A bela fotografia da região e o som da mata e da natureza acompanham as emocionadas entrevistas, personagens iluminados em plano médio com alguns planos mais fechados de perfil, fundo preto e sem fim. Os ex-combatentes falam da tortura que sofreram durante o treinamento, sobre o desconhecimento que tinham da missão para qual foram enviados, bem como sobre suas impressões e lembranças das torturas assistidas e presenciadas aos guerrilheiros e também aos moradores da região. Os relatos apresentam ainda a questão do não reconhecimento do seu exercício militar, uma vez que foram dispensados ao final da missão sem remuneração ou documentação comprobatória. Essa soma de fatores, retrata um grupo de pessoas muito sofridas, amarguradas, que se dizem com as vidas destruídas. E como defende a socióloga da Comissão da Anistia e da Verdade, foram descartados da corporação, da sociedade e da história.
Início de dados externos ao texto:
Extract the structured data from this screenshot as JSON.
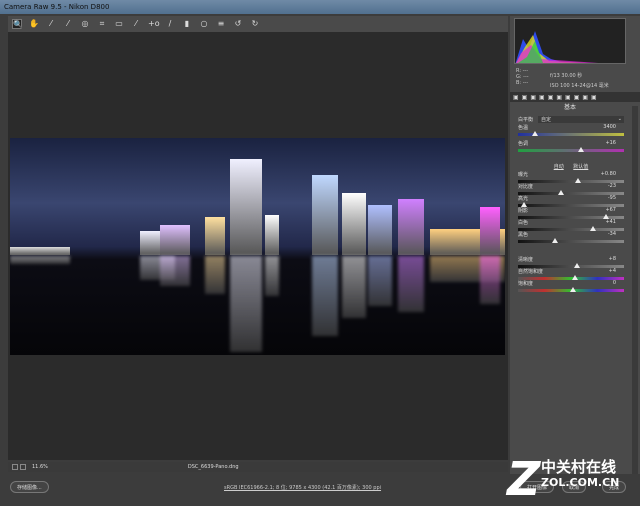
{
  "window": {
    "title": "Camera Raw 9.5 - Nikon D800"
  },
  "toolbar": {
    "tools": [
      "zoom-icon",
      "hand-icon",
      "white-balance-icon",
      "color-sampler-icon",
      "target-adjust-icon",
      "crop-icon",
      "straighten-icon",
      "spot-removal-icon",
      "red-eye-icon",
      "brush-icon",
      "graduated-filter-icon",
      "radial-filter-icon",
      "presets-icon",
      "rotate-left-icon",
      "rotate-right-icon"
    ]
  },
  "status": {
    "zoom": "11.6%",
    "filename": "DSC_6639-Pano.dng"
  },
  "info": {
    "r": "R: ---",
    "g": "G: ---",
    "b": "B: ---",
    "aperture_shutter": "f/13   30.00 秒",
    "iso_lens": "ISO 100   14-24@14 毫米"
  },
  "panel": {
    "title": "基本",
    "wb_label": "白平衡",
    "wb_value": "自定",
    "auto": "自动",
    "default": "默认值",
    "sliders": [
      {
        "label": "色温",
        "value": "3400",
        "pos": 0.14,
        "track": "temp"
      },
      {
        "label": "色调",
        "value": "+16",
        "pos": 0.58,
        "track": "tint"
      },
      {
        "label": "曝光",
        "value": "+0.80",
        "pos": 0.55,
        "track": "gray"
      },
      {
        "label": "对比度",
        "value": "-23",
        "pos": 0.39,
        "track": "gray"
      },
      {
        "label": "高光",
        "value": "-95",
        "pos": 0.03,
        "track": "gray"
      },
      {
        "label": "阴影",
        "value": "+67",
        "pos": 0.83,
        "track": "gray"
      },
      {
        "label": "白色",
        "value": "+41",
        "pos": 0.7,
        "track": "gray"
      },
      {
        "label": "黑色",
        "value": "-34",
        "pos": 0.33,
        "track": "gray"
      },
      {
        "label": "清晰度",
        "value": "+8",
        "pos": 0.54,
        "track": "gray"
      },
      {
        "label": "自然饱和度",
        "value": "+4",
        "pos": 0.52,
        "track": "sat"
      },
      {
        "label": "饱和度",
        "value": "0",
        "pos": 0.5,
        "track": "sat"
      }
    ]
  },
  "bottom": {
    "save": "存储图像...",
    "workflow": "sRGB IEC61966-2.1; 8 位; 9785 x 4300 (42.1 百万像素); 300 ppi",
    "open": "打开图像",
    "cancel": "取消",
    "done": "完成"
  },
  "watermark": {
    "cn": "中关村在线",
    "en": "ZOL.COM.CN"
  }
}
A sociedade brasileira está acostumada com a sistemática omissão da verdade. A imprensa, a política, os defensores do sistema vigente, ocultam e deturpam o que pra eles é visto como ameaça, e não poderia ser diferente. A sociedade não organizada e colonizada “aceita” essa manipulação, seja esta consciente ou não. A militarização do Estado, a ingerência da igreja neste mesmo, o poder dos empresários e donos de terra na política e na economia, a intolerância e a censura ao “diferente”, tudo isso somada à impunidade estabelecida como norma, é reflexo do poder de certos grupos de interesse e do monopólio da força pelo Estado. O tempo não retrocede, a sociedade sim, hoje existem pessoas que defendem a volta da Ditadura Militar.
O Brasil não tem só o maior índice de assassinatos cometidos pela polícia, mas também os maiores índices de assassinatos de ambientalistas e de pessoas LGBTs. É possível cometer crimes no Brasil e não ser punido, essa parte da sociedade vive dentro e à margem da lei há mais de 500 anos. A impunidade é responsável direta por estes índices alarmantes. O Brasil tem a necessidade histórica de punir os criminosos da Ditadura, a censura crescente é inadmissível e combater a militarização da sociedade é urgente. “Soldados do Araguaia” deve ser visto por todos que buscam uma sociedade mais igualitária, que discuta seus problemas sem se esconder, doa a quem doer.